Par défaut, Tanzu Mission Control est une console en SaaS. Cela dit, nous fournissons à la demande des versions installables sur serveur. C’est notamment ce que nous avons fait pour OVHcloud qui propose un cloud souverain basé sur un VCF qui est installé sur ses infrastructures.

LeMagIT : Quel est le nom du produit qui correspond à la troisième partie de votre triptyque, celle que vous appelez Optimize ?

Erwan Bornier : Alors, c’est plus compliqué, car il s’agit plutôt de plusieurs produits d’observabilité. Ceux que vous verrez le plus souvent sont Tanzu Insights et Tanzu CloudHealth. Ils vous permettent de faire du FinOps, c’est-à-dire évaluer vos coûts actuels et déterminer comment les optimiser.

LeMagIT : Mais pourquoi vendre plein d’outils d’observabilité ? Il n’était pas possible de les réunir dans une seule interface ?

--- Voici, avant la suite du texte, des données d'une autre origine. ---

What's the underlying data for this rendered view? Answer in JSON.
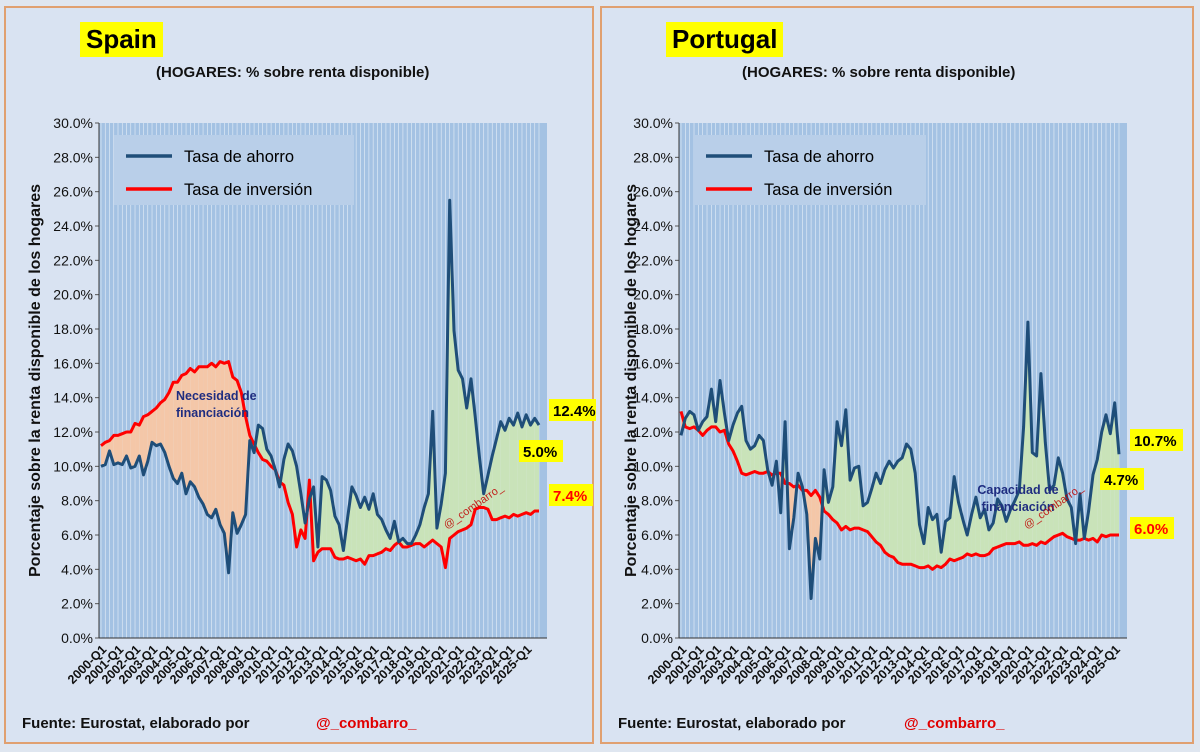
{
  "source_label": "Fuente: Eurostat, elaborado por",
  "handle": "@_combarro_",
  "colors": {
    "saving": "#1f4e79",
    "investment": "#ff0000",
    "plot_bg": "#a4c2e3",
    "need_fill": "#f4c7a8",
    "capacity_fill": "#c9e3b9",
    "highlight": "#ffff00"
  },
  "chart_data": [
    {
      "type": "line",
      "country": "Spain",
      "subtitle": "(HOGARES: % sobre renta disponible)",
      "ylabel": "Porcentaje sobre la renta disponible de los hogares",
      "ylim": [
        0,
        30
      ],
      "yticks": [
        "0.0%",
        "2.0%",
        "4.0%",
        "6.0%",
        "8.0%",
        "10.0%",
        "12.0%",
        "14.0%",
        "16.0%",
        "18.0%",
        "20.0%",
        "22.0%",
        "24.0%",
        "26.0%",
        "28.0%",
        "30.0%"
      ],
      "xticks": [
        "2000-Q1",
        "2001-Q1",
        "2002-Q1",
        "2003-Q1",
        "2004-Q1",
        "2005-Q1",
        "2006-Q1",
        "2007-Q1",
        "2008-Q1",
        "2009-Q1",
        "2010-Q1",
        "2011-Q1",
        "2012-Q1",
        "2013-Q1",
        "2014-Q1",
        "2015-Q1",
        "2016-Q1",
        "2017-Q1",
        "2018-Q1",
        "2019-Q1",
        "2020-Q1",
        "2021-Q1",
        "2022-Q1",
        "2023-Q1",
        "2024-Q1",
        "2025-Q1"
      ],
      "legend": [
        "Tasa de ahorro",
        "Tasa de inversión"
      ],
      "series": [
        {
          "name": "Tasa de ahorro",
          "values": [
            10.0,
            10.1,
            10.9,
            10.1,
            10.2,
            10.1,
            10.6,
            9.9,
            10.0,
            10.6,
            9.5,
            10.3,
            11.4,
            11.2,
            11.3,
            10.8,
            10.0,
            9.3,
            9.0,
            9.6,
            8.4,
            9.1,
            8.8,
            8.2,
            7.8,
            7.2,
            7.0,
            7.5,
            6.6,
            6.1,
            3.8,
            7.3,
            6.1,
            6.6,
            7.2,
            11.5,
            10.8,
            12.4,
            12.2,
            11.0,
            10.6,
            9.8,
            8.8,
            10.4,
            11.3,
            10.9,
            10.0,
            8.4,
            6.7,
            8.1,
            8.8,
            5.3,
            9.4,
            9.2,
            8.6,
            7.1,
            6.6,
            5.1,
            7.0,
            8.8,
            8.3,
            7.6,
            8.2,
            7.5,
            8.4,
            7.2,
            6.9,
            6.3,
            5.8,
            6.8,
            5.6,
            5.8,
            5.5,
            5.5,
            6.0,
            6.6,
            7.6,
            8.4,
            13.2,
            6.4,
            7.8,
            9.6,
            25.5,
            17.9,
            15.6,
            15.1,
            13.4,
            15.1,
            12.9,
            10.5,
            8.4,
            9.5,
            10.6,
            11.6,
            12.6,
            12.1,
            12.8,
            12.4,
            13.1,
            12.3,
            13.0,
            12.4,
            12.8,
            12.4
          ],
          "label": "12.4%"
        },
        {
          "name": "Tasa de inversión",
          "values": [
            11.2,
            11.4,
            11.5,
            11.8,
            11.8,
            11.9,
            12.0,
            12.0,
            12.5,
            12.4,
            12.9,
            13.0,
            13.2,
            13.4,
            13.7,
            13.9,
            14.3,
            14.9,
            14.9,
            15.3,
            15.4,
            15.7,
            15.5,
            15.8,
            15.8,
            15.8,
            16.0,
            15.8,
            16.1,
            16.0,
            16.1,
            15.2,
            15.0,
            14.3,
            12.9,
            11.8,
            11.3,
            10.8,
            10.4,
            10.3,
            10.0,
            9.8,
            9.1,
            8.9,
            7.9,
            7.2,
            5.3,
            6.3,
            5.8,
            9.2,
            4.5,
            5.0,
            5.2,
            5.2,
            5.2,
            4.7,
            4.6,
            4.6,
            4.7,
            4.6,
            4.5,
            4.6,
            4.3,
            4.8,
            4.8,
            4.9,
            5.0,
            5.2,
            5.1,
            5.4,
            5.6,
            5.3,
            5.3,
            5.4,
            5.5,
            5.5,
            5.3,
            5.5,
            5.7,
            5.5,
            5.3,
            4.1,
            5.8,
            6.0,
            6.2,
            6.3,
            6.4,
            6.6,
            7.5,
            7.6,
            7.6,
            7.5,
            6.9,
            6.9,
            7.0,
            7.1,
            7.0,
            7.2,
            7.1,
            7.2,
            7.3,
            7.2,
            7.4,
            7.4
          ],
          "label": "7.4%"
        }
      ],
      "gap_label": "5.0%",
      "annotation": "Necesidad de financiación"
    },
    {
      "type": "line",
      "country": "Portugal",
      "subtitle": "(HOGARES: % sobre renta disponible)",
      "ylabel": "Porcentaje sobre la renta disponible de los hogares",
      "ylim": [
        0,
        30
      ],
      "yticks": [
        "0.0%",
        "2.0%",
        "4.0%",
        "6.0%",
        "8.0%",
        "10.0%",
        "12.0%",
        "14.0%",
        "16.0%",
        "18.0%",
        "20.0%",
        "22.0%",
        "24.0%",
        "26.0%",
        "28.0%",
        "30.0%"
      ],
      "xticks": [
        "2000-Q1",
        "2001-Q1",
        "2002-Q1",
        "2003-Q1",
        "2004-Q1",
        "2005-Q1",
        "2006-Q1",
        "2007-Q1",
        "2008-Q1",
        "2009-Q1",
        "2010-Q1",
        "2011-Q1",
        "2012-Q1",
        "2013-Q1",
        "2014-Q1",
        "2015-Q1",
        "2016-Q1",
        "2017-Q1",
        "2018-Q1",
        "2019-Q1",
        "2020-Q1",
        "2021-Q1",
        "2022-Q1",
        "2023-Q1",
        "2024-Q1",
        "2025-Q1"
      ],
      "legend": [
        "Tasa de ahorro",
        "Tasa de inversión"
      ],
      "series": [
        {
          "name": "Tasa de ahorro",
          "values": [
            11.8,
            12.8,
            13.2,
            13.0,
            12.1,
            12.6,
            12.9,
            14.5,
            12.6,
            15.0,
            13.1,
            11.5,
            12.4,
            13.1,
            13.5,
            11.5,
            11.0,
            11.2,
            11.8,
            11.5,
            9.8,
            8.9,
            10.3,
            7.3,
            12.6,
            5.2,
            7.0,
            9.6,
            8.8,
            7.2,
            2.3,
            5.8,
            4.6,
            9.8,
            7.9,
            8.8,
            12.6,
            11.2,
            13.3,
            9.2,
            9.9,
            10.0,
            7.7,
            7.9,
            8.7,
            9.6,
            9.0,
            9.8,
            10.3,
            9.9,
            10.3,
            10.5,
            11.3,
            11.0,
            9.6,
            6.6,
            5.5,
            7.6,
            6.9,
            7.2,
            5.0,
            6.8,
            7.0,
            9.4,
            7.9,
            6.9,
            6.0,
            7.2,
            8.2,
            7.0,
            7.5,
            6.3,
            6.7,
            8.1,
            7.7,
            6.8,
            7.5,
            8.0,
            8.6,
            12.3,
            18.4,
            10.8,
            10.6,
            15.4,
            11.4,
            8.6,
            8.9,
            10.5,
            9.6,
            8.1,
            7.6,
            5.5,
            8.4,
            5.8,
            7.4,
            9.5,
            10.4,
            12.0,
            13.0,
            11.9,
            13.7,
            10.7
          ],
          "label": "10.7%"
        },
        {
          "name": "Tasa de inversión",
          "values": [
            13.2,
            12.3,
            12.2,
            12.3,
            12.1,
            11.8,
            12.1,
            12.3,
            12.3,
            12.0,
            12.1,
            11.3,
            10.9,
            10.3,
            9.6,
            9.5,
            9.6,
            9.7,
            9.6,
            9.6,
            9.7,
            9.5,
            9.6,
            9.6,
            9.0,
            9.0,
            8.8,
            8.9,
            8.6,
            8.6,
            8.3,
            8.6,
            8.2,
            7.4,
            7.2,
            6.9,
            6.7,
            6.3,
            6.5,
            6.3,
            6.4,
            6.4,
            6.3,
            6.2,
            5.9,
            5.6,
            5.4,
            5.0,
            4.8,
            4.7,
            4.4,
            4.3,
            4.3,
            4.3,
            4.2,
            4.1,
            4.1,
            4.2,
            4.0,
            4.2,
            4.1,
            4.3,
            4.6,
            4.5,
            4.6,
            4.7,
            4.9,
            4.8,
            4.9,
            4.8,
            4.8,
            4.9,
            5.2,
            5.3,
            5.4,
            5.5,
            5.5,
            5.5,
            5.6,
            5.4,
            5.4,
            5.5,
            5.4,
            5.6,
            5.5,
            5.7,
            5.9,
            6.0,
            6.1,
            5.9,
            5.8,
            5.7,
            5.7,
            5.8,
            5.7,
            5.8,
            5.6,
            6.0,
            5.9,
            6.0,
            6.0,
            6.0
          ],
          "label": "6.0%"
        }
      ],
      "gap_label": "4.7%",
      "annotation": "Capacidad de financiación"
    }
  ]
}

Erwan Bornier : Proposer plusieurs outils nous permet de proposer une solution adaptée à chaque cas d’usage, à chaque métier. Encore une fois, il s’agit d’être modulaire pour être complémentaire avec les solutions d’observabilité qu’une entreprise peut déjà posséder.

LeMagIT : Mais commercialement parlant, alors, vos clients doivent acheter tous ces produits Tanzu indépendamment les uns des autres ?

Erwan Bornier : Oui, c’est à la carte. Certains vont plutôt acheter Tanzu Mission Control, d’autres uniquement Tanzu Application Platform… Sur la partie Optimize, cela dit, nous mettons au point, en effet, une interface d’observabilité globale, Tanzu Hub, dans un souci de simplification.

Elle commence à être adoptée chez certains de nos clients. Notre idée est de proposer à terme une solution centralisée, qui pourra d’ailleurs bénéficier de l’intelligence artificielle. Vous pourrez ainsi interroger toutes vos métriques avec un chatbot, appelé Intelligent Assist, qui puisera ses réponses dans Tanzu Hub.

Cela dit, nous commençons aussi à mettre ce genre d’IA dans BackStage (Tanzu Application Platform).

LeMagIT : Lors de cette conférence, il a encore été évoqué un autre produit, Tanzu Application Engine. Qu’est-ce que c’est ?

Erwan Bornier : C’est juste le nom d’une évolution dans Tanzu Application Platform. Un modèle d’abstraction. Encore en version beta.